C’est donc bien de distances autant que de liens qu’il s’agit dès que l’on reçoit une de ces cartes postales. De prise des distances, de mise à distances, de proximité comme de recul, avec l’image - souvent partiellement floue - comme avec le temps passé, celui qui reste, les réminiscences textuelles, les souvenirs, les éléments biographiques, les passants et personnages, etc.
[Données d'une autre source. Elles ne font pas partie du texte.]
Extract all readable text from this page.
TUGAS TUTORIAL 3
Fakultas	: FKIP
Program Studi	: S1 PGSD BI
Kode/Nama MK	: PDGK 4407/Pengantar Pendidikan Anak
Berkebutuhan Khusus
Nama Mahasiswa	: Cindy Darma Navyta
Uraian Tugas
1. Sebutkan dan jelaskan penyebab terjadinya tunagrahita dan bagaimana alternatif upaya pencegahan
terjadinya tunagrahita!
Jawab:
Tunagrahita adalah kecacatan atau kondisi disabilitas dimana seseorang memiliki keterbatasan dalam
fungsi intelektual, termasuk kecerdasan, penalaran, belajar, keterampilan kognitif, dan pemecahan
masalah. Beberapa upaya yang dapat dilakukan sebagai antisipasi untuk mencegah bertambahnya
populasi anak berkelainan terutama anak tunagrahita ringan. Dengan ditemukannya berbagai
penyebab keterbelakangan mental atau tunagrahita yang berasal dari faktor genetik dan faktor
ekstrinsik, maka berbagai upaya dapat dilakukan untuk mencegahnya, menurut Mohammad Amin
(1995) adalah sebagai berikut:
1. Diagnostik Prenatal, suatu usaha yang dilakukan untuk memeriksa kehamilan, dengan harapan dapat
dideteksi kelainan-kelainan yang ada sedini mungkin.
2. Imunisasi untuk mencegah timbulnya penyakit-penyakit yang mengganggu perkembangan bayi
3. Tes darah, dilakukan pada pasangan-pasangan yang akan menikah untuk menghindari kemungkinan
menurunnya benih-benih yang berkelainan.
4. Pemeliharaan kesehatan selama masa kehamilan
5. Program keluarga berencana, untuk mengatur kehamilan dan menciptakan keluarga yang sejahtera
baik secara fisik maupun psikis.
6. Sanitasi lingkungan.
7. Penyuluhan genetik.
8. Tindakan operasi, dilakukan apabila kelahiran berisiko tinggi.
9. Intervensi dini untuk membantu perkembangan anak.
Pour un peu, on pourrait dire de cette entreprise ce qu’Hugo disait des couvents en général, et qui est valable de toute démarche artistique : qu’il s’agit « d’appareils d’optiques appliqué sur l’infini » ; avec ce que la formule révèle d’ambition et de dérisoire (3).

On ne peut pas non plus rester insensible à la disproportion entre l’ampleur des intentions affichées et l’humilité du support utilisé. Pour un projet si ambitieux, pourquoi ne pas choisir un matériel plus valorisant et durable, voire plus sophistiqué d’un point de vue technique ? Quelle stratégie torve consiste à confier l’essentiel à ce qui dans l’ordre des choses écrites, semble le plus insignifiant : la carte postale ? On pourrait même voir là encore une de ces poses anti-modernes qui consiste à reculer à l’endroit précis où tous fuient en avant vers toujours plus de technologie et de notoriété médiatique.

Multipliant les qualificatifs à propos de ses cartes postales, sur la couverture de Lent, Éric Suchère en omettait un, qu’on aurait pourtant attendu en premier : « œuvre ». Ce qui prive les cartes postales du statut habituel de la pratique artistique et littéraire, c’est justement leur vocation à tout englober, à se poursuivre de manière si durable, qu’à l’échelle d’une vie humaine, le projet semble, dès le départ, voué à l’inachèvement propre aux œuvres qui prétendent orgueilleusement rompre avec les critères commodes de leur époque. Ces cartes postales sont donc tout à la fois le cœur battant de l’œuvre littéraire de Suchère et ce que Paul Éluard nommait « la petite monnaie » de l’art et de la poésie(4). À la fois l’essence et le superflu, le « super flux » donc, ce qui est au-dessus du flux des œuvres, et ce faisant échappe au labeur de l’écrivain, et ce qui se donne comme sans valeur, sur quoi rien n’a prise, ni la critique des autres, ni l’orgueil de l’écrivain.

Il y a donc mille raisons de préférer (5) ces cartes postales à toute autre œuvre singulière d’Éric Suchère. Justement parce qu’elles ont la forme de ce qui, dans la vie courante, est à la fois négligé et indispensable. Elles seules rassemblent et préservent cette ambivalence de l’écrit, de l’image et de l’adresse, grâce justement à leur statut insignifiant. Contrairement au livre, où l’image illustre le texte ou bien inversement, où le texte vient commenter l’image, la carte postale n’ordonne pas la relation de l’image à l’écrit. Si l’adresse prime, en ce qu’elle distingue un destinataire de tous les autres possibles, celui-ci demeure libre de privilégier l’image, le message, la légende, la graphie...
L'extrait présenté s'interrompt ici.